Cow Contest
Time Limit: 1000MS Memory Limit: 65536K
Description
N (1 ≤ N ≤ 100) cows, conveniently numbered 1…N, are participating in a programming contest. As we all know, some cows code better than others. Each cow has a certain constant skill rating that is unique among the competitors.
The contest is conducted in several head-to-head rounds, each between two cows. If cow A has a greater skill level than cow B (1 ≤ A ≤ N; 1 ≤ B ≤ N; A ≠ B), then cow A will always beat cow B.

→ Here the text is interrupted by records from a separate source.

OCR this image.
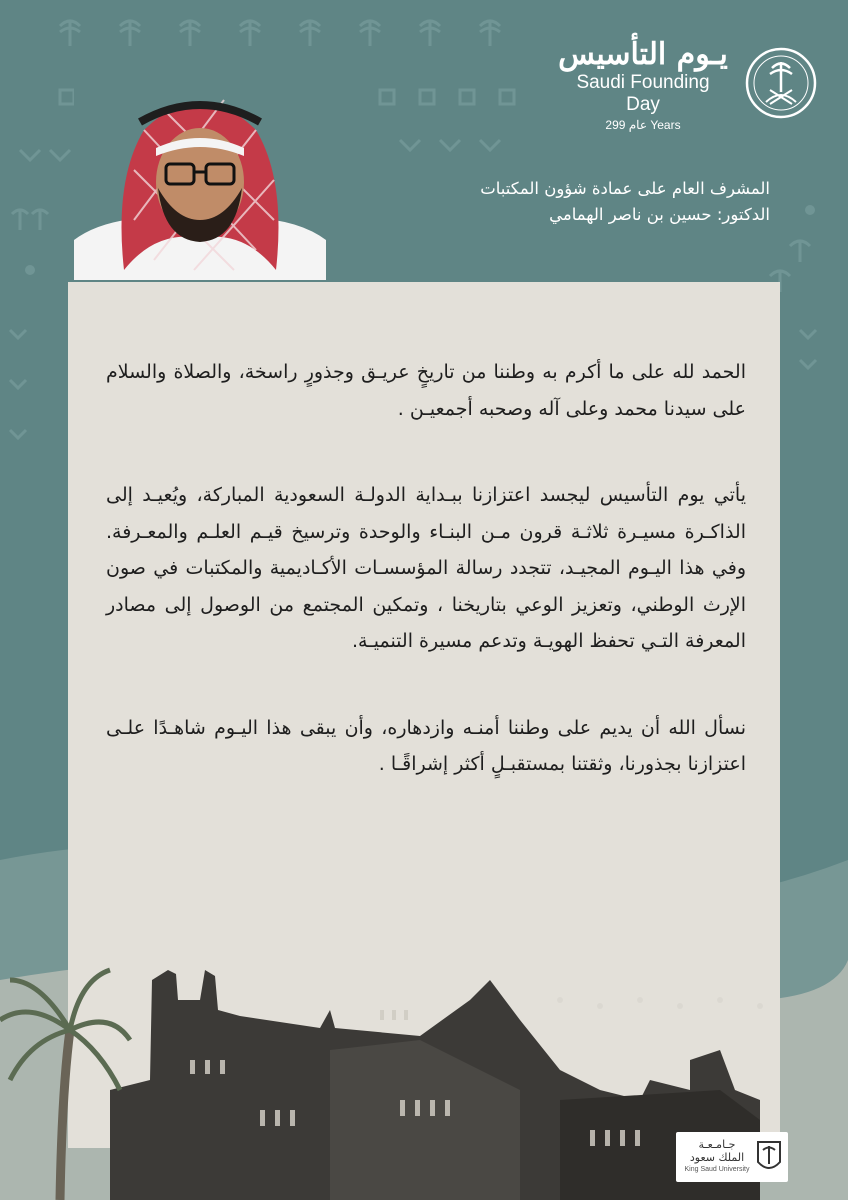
يـوم التأسيس
Saudi Founding Day
عام 299 Years
المشرف العام على عمادة شؤون المكتبات
الدكتور: حسين بن ناصر الهمامي
الحمد لله على ما أكرم به وطننا من تاريخٍ عريـق وجذورٍ راسخة، والصلاة والسلام على سيدنا محمد وعلى آله وصحبه أجمعيـن .
يأتي يوم التأسيس ليجسد اعتزازنا ببـداية الدولـة السعودية المباركة، ويُعيـد إلى الذاكـرة مسيـرة ثلاثـة قرون مـن البنـاء والوحدة وترسيخ قيـم العلـم والمعـرفة. وفي هذا اليـوم المجيـد، تتجدد رسالة المؤسسـات الأكـاديمية والمكتبات في صون الإرث الوطني، وتعزيز الوعي بتاريخنا ، وتمكين المجتمع من الوصول إلى مصادر المعرفة التـي تحفظ الهويـة وتدعم مسيرة التنميـة.
نسأل الله أن يديم على وطننا أمنـه وازدهاره، وأن يبقى هذا اليـوم شاهـدًا علـى اعتزازنا بجذورنا، وثقتنا بمستقبـلٍ أكثر إشراقًـا .
جـامـعـة
الملك سعود
King Saud University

Farmer John is trying to rank the cows by skill level. Given a list the results of M (1 ≤ M ≤ 4,500) two-cow rounds, determine the number of cows whose ranks can be precisely determined from the results. It is guaranteed that the results of the rounds will not be contradictory.
Input
- Line 1: Two space-separated integers: N and M
- Lines 2…M+1: Each line contains two space-separated integers that describe the competitors and results (the first integer, A, is the winner) of a single round of competition: A and B
Output
- Line 1: A single integer representing the number of cows whose ranks can be determined
Sample Input
5 5
4 3
4 2
3 2
1 2
2 5
Sample Output
2
思路:
Floyd将所有连通路都求出来,然后进行每条边的遍历,如果和其他边都有路,那么就可以肯定这个的等级了。
#include <iostream>
#include <algorithm>
#include <cstdio>
#include <cstring>
using namespace std;
const int maxn = 110;
bool map[maxn][maxn] = {false};
int main() {
ios::sync_with_stdio(false);
int n, m;
scanf("%d %d", &n, &m);
for (int i = 0; i < m; i++) {
int a, b;
scanf("%d %d", &a, &b);
map[a][b] = true;
}
for (int k = 1; k <= n; k++) {
for (int i = 1; i <= n; i++) {
for (int j = 1; j <= n; j++) {
if (map[i][k] && map[k][j]) map[i][j] = true;
}
}
}
int sum = 0;
for (int i = 1; i <= n; i++) {
int ans = 1;
bool flag = true;
for (int j = 1; j <= n; j++) {
if (map[i][j] || map[j][i]) ans++;
}
if (ans == n) sum++;
}
printf("%d\n", sum);
return 0;
}